Thursday, February 12, 2009

Mothering

Mothering

The real truth about mothering is that it is the hardest job you will ever do,

and that you are probably less prepared for it than you were for your learner’s permit….

mothering is also the most costly investment you will ever make,

for it involves giving yourself lavishly for others,

filling in the deep wells of self-centeredness in your life with acts of kindness, care, maintenance, and love."


You will arrive, as every other mother before you,

at the end of your own adequacy.

When you find yourself needing your Heavenly Father every moment,

even as you are needed by your children,

you will be exactly where God wants you.”


Virelle Kidder



This is one of my all time favorite quotes. I shared it tonight with a new friend amidst conversation about dependency. I thought back to what has influenced my pespective and this wonderful quote of wisdom is what came to mind. I realized that I have not posted it here, and thought that I should as it has been a shaping factor in how I look at mothering, and how I have endured the challenges that have come my way amidst the journey.

each day brings new joys and challenges. Never do I know what the day will hold. Mostly it is joy- like the days I hear my 16yr old son who stands taller than I say "Mommy" and whine in hopes of getting his own way, knowing he won't. what a delight compared to the battles of the will / or will he nots that have occurred. Far too infrequently do i remember to go to the lighter tone and funny way of looking at his teenage demensia rather than my typical parental myopia. When my brain actually opperates well and I laughingly respond we are able to negotate the hormonal powerstruggle highway with more grace and come out with grins, or at least some churckles.

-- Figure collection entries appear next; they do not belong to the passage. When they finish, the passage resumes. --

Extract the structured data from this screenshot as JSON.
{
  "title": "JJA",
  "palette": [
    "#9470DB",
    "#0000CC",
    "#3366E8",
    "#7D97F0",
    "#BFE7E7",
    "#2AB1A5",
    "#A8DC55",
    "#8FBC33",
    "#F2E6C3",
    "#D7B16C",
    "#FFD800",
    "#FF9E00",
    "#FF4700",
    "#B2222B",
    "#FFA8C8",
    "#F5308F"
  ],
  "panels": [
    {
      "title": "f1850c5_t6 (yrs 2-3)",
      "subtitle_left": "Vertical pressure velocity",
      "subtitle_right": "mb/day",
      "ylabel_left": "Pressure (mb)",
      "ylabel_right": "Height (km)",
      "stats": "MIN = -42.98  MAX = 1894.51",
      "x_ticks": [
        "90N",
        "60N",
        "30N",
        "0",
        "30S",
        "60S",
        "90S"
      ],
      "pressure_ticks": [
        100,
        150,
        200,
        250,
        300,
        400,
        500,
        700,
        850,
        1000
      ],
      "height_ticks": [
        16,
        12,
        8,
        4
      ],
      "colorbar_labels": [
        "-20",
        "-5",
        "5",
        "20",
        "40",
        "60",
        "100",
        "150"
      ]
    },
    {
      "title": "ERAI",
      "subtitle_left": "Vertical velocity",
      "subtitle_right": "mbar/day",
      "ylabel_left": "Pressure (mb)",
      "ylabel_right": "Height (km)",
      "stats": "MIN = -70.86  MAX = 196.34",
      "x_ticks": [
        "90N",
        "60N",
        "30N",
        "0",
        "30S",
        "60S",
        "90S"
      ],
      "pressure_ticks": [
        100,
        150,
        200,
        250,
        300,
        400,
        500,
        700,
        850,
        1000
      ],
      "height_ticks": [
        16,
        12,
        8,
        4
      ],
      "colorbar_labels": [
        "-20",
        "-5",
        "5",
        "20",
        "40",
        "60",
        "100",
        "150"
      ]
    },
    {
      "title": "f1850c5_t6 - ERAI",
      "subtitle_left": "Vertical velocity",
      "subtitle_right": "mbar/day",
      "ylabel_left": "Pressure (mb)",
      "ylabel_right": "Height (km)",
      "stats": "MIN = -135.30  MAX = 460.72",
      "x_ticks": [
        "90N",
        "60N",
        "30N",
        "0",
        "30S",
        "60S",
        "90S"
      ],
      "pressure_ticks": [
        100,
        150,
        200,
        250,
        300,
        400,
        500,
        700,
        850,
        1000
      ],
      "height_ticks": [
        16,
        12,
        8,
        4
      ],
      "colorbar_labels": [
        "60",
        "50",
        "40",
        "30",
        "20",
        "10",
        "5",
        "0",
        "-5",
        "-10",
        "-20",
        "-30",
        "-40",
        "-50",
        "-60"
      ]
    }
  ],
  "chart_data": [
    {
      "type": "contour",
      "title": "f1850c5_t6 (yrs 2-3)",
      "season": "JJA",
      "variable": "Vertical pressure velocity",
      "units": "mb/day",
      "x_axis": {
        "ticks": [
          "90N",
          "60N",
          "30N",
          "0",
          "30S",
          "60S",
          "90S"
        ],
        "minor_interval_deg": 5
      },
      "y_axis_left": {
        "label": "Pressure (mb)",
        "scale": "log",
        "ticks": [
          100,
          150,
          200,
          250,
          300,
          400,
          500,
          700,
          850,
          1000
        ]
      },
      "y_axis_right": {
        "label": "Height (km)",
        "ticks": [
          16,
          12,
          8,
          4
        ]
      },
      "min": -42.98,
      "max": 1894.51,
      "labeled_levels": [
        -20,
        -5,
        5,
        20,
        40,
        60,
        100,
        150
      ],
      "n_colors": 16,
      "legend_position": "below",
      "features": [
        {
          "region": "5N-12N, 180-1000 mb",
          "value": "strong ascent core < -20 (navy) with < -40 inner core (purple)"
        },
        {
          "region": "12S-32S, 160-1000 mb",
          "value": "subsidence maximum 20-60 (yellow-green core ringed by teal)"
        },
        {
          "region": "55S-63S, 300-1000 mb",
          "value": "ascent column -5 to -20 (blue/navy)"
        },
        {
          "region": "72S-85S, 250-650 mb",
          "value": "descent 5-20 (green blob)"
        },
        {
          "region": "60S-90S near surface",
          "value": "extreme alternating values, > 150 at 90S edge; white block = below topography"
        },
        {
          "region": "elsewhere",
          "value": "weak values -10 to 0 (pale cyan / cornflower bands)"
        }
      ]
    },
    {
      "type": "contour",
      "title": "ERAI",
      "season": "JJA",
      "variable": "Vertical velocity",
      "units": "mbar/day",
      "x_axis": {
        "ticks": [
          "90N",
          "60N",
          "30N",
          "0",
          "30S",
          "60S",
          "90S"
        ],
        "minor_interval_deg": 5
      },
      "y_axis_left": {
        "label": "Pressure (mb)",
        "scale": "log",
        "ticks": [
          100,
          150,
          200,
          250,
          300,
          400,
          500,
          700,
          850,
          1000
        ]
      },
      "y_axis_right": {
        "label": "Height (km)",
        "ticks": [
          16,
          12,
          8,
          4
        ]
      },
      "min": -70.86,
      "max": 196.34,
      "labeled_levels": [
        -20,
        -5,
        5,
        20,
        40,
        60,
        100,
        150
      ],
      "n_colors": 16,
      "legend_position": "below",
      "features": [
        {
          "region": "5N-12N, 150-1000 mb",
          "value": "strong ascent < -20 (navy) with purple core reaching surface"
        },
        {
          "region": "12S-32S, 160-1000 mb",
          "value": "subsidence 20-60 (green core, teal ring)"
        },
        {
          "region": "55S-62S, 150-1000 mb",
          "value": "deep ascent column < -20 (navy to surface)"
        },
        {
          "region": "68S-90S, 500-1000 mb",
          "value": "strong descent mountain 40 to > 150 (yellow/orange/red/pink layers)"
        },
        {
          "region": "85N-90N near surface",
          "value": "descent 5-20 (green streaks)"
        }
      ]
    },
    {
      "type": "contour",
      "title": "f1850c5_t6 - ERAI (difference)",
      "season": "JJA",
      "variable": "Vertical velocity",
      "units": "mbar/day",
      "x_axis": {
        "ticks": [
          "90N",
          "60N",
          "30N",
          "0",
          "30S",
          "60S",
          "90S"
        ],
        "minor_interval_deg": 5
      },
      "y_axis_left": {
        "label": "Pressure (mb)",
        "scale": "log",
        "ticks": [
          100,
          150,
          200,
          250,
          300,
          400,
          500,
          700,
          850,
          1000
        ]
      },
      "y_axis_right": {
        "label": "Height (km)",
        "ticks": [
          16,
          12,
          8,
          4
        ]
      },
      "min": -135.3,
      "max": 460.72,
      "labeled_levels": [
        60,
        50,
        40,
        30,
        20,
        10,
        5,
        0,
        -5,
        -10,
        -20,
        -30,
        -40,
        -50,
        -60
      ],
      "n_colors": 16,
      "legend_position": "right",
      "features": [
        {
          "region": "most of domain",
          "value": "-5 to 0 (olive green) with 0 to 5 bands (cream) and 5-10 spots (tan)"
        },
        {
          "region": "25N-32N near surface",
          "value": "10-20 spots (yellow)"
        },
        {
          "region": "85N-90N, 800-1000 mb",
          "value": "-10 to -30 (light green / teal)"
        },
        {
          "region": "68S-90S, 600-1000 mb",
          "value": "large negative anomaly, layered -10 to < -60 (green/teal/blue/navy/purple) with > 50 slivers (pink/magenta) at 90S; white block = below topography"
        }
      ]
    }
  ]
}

Todays delight was in watching my youngest instruct and share a game with the neighbor girls on the trampoline. They delighted in his participation and the power of his bounce to "break the egg". To see them all share life and joy together, what a delight. He has not been around many younger, so it is a opportunity for growth and grace as he often finds it awkward, yet today he did it well.

It was a delight to see my eldest helping a friend with an electrical need. I arrived home to an extra vehicle in the drive and they were working on a faulty something in a guitar. what a blessing to see your children living beyond themselves and giving away their skills to help another. My daughter is off volunteering tonight for a dinner for ??? but it involves dressing up and hopefully connecting with some likeminded gals and reaquainting with some she has not seen in a while. I delight in the thought of what that will do for her relational bank account that has run low in deposits.

Mothering, a joy and delight, a giving of self and a laying down before the Lord, entrusting them and the path ahead into His tender care. Not easy, often times seemingly impossible yet once done His peace walks beside and cares for and reassures you of the truth that He cares far more and loves far more than we ever could.

Blesssings to you mothers who are on the journey this day.

1 comment:

  1. Great mommy-inspiration. . .

    But honestly, I just had to comment because you probably have the best blog banner I've seen in ages!